Monday, September 21, 2015

Impermanence (A Meditation)


Sand is pulled from beneath my feet as the backwash of a wave retreats down the beach. I sink as the firmament that holds my weight is suspended and carried by the ebbing surf. I lift my feet to get a better hold, back on top of the sand, where I think I should be. All the time. In a way I don't believe that the ground beneath me is moving. Instead I tell myself that I have footing to stand on, and that I deserve a place solid and permanent, that I can rely on it to always be there. I ignore the evidence to the contrary, the evidence that is right there below me, that the ground on which I stand is in flux, constant change, movement, on its way to somewhere else. Rather than accept and admit the truth of it, I sink my teeth and feet into an illusion that this shifting world is solid, dependable, trustworthy. I attach to that in the belief that doing so will make my illusions true. When the sands shift I feel betrayed and suffer, and the aversion that is the change makes me angry enough to fight against it. You know how that works. Might as well fight the tides. But the mind is an ornery beast with inflated sense of its power.
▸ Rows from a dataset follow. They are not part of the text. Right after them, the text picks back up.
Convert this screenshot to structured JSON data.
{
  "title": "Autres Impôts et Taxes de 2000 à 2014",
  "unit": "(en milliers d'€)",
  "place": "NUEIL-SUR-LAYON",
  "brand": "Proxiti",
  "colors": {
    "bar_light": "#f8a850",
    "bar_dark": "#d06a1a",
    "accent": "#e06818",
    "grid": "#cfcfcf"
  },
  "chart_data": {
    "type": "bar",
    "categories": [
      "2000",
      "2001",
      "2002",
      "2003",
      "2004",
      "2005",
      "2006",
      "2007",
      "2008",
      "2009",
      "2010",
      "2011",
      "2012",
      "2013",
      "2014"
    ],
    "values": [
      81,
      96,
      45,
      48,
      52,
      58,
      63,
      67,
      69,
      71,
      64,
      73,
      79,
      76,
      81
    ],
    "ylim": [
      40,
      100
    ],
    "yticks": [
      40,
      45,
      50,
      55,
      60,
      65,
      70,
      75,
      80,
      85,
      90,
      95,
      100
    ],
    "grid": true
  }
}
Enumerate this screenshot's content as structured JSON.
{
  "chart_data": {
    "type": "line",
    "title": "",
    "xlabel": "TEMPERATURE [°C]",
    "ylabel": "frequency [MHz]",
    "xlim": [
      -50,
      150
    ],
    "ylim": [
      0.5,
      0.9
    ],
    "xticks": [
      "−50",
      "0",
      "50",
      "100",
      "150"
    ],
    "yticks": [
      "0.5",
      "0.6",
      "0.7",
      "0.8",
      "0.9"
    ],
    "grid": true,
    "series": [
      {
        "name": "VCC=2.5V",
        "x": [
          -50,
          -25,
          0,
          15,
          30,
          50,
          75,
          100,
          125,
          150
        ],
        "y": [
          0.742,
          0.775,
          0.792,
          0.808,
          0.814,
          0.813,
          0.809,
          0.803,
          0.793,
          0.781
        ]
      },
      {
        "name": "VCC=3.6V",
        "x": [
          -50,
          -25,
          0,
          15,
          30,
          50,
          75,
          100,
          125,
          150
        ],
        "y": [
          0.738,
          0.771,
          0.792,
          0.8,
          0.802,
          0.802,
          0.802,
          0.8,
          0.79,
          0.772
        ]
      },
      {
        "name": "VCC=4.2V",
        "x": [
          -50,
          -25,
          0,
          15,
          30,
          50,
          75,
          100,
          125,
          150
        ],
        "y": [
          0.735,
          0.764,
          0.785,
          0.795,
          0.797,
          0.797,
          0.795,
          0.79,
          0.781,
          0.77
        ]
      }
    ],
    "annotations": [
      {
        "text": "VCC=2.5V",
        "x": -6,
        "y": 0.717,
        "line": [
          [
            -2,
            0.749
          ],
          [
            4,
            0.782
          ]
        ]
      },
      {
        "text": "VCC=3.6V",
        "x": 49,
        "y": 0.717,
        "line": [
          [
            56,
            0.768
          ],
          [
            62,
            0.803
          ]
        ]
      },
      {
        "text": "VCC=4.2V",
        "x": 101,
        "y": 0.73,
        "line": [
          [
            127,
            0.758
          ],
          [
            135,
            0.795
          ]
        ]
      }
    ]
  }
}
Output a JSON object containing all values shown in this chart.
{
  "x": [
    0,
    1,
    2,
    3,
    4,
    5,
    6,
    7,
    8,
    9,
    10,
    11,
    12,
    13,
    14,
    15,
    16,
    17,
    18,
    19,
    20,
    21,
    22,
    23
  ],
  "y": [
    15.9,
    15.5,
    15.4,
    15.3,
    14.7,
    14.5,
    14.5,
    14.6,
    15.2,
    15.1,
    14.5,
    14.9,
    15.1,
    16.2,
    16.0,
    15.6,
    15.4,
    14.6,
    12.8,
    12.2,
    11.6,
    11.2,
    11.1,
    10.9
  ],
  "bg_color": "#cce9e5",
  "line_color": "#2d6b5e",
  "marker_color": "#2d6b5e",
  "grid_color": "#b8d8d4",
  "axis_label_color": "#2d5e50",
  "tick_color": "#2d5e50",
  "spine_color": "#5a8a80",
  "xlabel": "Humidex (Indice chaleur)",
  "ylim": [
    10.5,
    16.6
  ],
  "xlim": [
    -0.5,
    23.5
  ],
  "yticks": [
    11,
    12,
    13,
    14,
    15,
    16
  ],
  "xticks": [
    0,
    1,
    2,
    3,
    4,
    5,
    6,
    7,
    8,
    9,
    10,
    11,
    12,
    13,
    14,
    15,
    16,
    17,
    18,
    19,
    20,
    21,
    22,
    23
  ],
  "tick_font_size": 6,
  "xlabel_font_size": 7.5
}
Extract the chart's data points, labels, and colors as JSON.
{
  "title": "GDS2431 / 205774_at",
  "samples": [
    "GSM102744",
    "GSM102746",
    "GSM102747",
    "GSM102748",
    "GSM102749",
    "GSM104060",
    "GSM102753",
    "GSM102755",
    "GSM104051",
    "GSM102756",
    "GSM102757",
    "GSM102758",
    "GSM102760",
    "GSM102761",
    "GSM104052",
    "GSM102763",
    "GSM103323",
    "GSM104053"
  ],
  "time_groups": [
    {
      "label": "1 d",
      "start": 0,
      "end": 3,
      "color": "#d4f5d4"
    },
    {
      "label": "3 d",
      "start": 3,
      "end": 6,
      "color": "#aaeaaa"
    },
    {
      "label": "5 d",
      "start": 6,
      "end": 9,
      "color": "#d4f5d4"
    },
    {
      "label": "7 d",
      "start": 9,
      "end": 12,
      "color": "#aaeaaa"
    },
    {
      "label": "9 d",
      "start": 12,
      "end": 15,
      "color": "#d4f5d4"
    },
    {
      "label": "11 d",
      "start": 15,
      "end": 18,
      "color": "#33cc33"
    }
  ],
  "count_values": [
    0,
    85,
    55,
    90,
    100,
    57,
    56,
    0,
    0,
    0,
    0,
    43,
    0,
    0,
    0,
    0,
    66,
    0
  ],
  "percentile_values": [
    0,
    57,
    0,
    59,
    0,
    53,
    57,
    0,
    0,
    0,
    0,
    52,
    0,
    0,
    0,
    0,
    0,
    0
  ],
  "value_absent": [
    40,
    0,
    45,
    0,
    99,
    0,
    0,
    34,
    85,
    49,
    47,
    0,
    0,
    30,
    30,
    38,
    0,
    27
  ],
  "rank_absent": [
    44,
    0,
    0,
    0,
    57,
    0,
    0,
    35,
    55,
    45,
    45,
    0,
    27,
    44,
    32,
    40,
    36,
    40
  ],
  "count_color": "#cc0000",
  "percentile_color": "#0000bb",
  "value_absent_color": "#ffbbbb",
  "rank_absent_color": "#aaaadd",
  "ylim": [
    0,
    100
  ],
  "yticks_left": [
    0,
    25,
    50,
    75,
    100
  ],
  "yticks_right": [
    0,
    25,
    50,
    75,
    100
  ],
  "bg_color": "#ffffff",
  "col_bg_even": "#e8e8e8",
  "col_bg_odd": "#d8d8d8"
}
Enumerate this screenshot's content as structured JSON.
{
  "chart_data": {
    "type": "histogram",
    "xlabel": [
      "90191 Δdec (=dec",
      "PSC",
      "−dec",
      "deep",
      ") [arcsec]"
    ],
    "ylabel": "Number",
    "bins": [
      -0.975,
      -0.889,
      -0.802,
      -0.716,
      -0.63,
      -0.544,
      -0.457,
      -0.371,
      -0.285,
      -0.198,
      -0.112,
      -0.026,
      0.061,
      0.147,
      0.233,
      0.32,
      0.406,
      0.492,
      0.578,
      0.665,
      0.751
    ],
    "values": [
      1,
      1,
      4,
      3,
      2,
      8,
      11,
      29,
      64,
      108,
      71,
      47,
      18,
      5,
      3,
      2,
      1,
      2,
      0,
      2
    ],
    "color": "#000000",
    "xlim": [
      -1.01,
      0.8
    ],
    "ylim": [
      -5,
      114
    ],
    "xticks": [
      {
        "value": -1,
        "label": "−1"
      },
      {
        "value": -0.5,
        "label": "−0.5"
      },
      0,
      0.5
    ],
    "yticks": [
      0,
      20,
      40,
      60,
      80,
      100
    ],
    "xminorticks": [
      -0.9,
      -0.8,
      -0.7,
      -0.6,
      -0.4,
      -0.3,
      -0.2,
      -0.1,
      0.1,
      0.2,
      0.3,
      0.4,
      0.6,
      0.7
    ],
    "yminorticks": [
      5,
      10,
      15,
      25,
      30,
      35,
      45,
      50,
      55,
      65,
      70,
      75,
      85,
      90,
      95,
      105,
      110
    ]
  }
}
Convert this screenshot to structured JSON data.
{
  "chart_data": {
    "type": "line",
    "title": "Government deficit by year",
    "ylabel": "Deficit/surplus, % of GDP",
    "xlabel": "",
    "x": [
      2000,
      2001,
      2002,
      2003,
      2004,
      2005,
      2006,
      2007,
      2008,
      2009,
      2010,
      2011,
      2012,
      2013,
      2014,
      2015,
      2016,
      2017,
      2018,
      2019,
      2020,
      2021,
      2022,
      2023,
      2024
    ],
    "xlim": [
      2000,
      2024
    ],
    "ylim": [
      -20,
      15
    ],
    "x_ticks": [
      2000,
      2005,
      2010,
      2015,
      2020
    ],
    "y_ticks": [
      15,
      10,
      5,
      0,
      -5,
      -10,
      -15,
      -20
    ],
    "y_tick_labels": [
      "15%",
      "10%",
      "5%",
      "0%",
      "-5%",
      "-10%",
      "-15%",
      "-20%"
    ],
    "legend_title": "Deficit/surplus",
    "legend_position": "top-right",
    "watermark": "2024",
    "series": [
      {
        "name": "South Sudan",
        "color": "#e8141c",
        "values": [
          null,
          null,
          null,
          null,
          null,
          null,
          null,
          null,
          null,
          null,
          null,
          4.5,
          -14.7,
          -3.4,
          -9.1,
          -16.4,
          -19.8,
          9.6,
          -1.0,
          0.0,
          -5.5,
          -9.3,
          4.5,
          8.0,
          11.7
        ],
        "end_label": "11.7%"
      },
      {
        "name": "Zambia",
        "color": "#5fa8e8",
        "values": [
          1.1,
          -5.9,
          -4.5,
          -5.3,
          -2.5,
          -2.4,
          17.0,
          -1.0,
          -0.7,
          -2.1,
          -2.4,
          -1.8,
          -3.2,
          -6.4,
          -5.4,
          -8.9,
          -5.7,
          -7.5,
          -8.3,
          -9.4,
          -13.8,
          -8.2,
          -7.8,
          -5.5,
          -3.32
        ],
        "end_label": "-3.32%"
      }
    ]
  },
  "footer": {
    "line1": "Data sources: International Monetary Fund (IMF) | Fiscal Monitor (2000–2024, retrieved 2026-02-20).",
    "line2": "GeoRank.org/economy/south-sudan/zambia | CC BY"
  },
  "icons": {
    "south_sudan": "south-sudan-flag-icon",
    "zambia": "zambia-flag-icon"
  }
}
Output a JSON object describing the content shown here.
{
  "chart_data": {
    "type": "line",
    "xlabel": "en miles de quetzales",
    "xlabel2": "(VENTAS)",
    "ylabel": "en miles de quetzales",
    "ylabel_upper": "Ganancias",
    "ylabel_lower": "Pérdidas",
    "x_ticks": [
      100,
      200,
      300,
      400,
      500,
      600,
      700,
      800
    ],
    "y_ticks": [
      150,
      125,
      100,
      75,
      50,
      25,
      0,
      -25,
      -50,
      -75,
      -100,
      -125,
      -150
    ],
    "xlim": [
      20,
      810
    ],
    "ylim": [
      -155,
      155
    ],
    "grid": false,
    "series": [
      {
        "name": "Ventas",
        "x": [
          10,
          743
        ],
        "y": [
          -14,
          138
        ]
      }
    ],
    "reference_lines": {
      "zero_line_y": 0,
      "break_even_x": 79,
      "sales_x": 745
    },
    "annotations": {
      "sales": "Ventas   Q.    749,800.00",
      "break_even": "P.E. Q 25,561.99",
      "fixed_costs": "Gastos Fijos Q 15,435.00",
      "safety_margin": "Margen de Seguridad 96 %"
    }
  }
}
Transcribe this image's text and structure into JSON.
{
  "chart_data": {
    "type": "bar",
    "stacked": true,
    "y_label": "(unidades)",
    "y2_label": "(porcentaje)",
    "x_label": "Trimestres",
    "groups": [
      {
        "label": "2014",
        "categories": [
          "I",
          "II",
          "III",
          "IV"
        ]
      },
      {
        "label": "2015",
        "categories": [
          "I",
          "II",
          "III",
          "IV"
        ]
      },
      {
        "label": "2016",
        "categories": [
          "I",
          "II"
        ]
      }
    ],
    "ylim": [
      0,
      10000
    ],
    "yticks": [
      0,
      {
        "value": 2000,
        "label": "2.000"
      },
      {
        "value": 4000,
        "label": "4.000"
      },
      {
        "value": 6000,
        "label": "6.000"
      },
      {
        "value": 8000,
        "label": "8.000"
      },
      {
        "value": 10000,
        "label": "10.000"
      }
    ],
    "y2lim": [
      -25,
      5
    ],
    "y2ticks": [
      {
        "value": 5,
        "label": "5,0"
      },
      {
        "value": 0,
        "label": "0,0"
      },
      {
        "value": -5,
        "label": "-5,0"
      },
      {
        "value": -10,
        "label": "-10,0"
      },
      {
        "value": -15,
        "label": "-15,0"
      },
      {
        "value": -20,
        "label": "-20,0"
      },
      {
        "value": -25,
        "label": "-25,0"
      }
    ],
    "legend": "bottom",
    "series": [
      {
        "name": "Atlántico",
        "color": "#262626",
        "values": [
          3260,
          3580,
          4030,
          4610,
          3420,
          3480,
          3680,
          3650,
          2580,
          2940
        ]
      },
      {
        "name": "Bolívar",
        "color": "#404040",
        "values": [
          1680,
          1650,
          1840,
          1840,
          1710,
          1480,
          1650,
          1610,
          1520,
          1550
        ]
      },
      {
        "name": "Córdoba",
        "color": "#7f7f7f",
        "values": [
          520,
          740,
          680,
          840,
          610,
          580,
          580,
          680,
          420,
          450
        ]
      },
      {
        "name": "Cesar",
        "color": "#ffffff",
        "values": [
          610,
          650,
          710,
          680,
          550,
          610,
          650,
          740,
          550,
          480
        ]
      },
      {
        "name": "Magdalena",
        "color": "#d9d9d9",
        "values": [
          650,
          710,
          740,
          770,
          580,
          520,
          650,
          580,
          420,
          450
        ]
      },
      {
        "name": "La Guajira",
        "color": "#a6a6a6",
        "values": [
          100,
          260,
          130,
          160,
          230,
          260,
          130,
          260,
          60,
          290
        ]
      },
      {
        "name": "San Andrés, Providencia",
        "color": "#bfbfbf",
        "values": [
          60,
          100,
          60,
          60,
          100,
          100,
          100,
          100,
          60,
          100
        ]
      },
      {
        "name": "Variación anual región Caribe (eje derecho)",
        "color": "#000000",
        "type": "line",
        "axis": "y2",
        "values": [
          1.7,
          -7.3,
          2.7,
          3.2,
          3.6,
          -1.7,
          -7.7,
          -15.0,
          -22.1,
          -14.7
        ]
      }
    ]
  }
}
It doesn't see that the sand both supports and washes away, gives and takes, blesses and extracts, that there are great kindnesses in those passing grains of sand. A friend buys you coffee, asks how you are, surprises you with a great generosity that goes to the secret of your being. Such a gift sustains and then passes. The passing opens up an opportunity to reach to someone else who is sinking and afraid. A kindness given can help deepen the fact of passing, the beneficence of seeing a truth head-on. It is only in the act that the mind can learn. Kindness received. Kindness given. A cycle of departure and return, a swirling violence of peace, grief, and joy, all of it contained in the simple gaze that sees the sand as it is.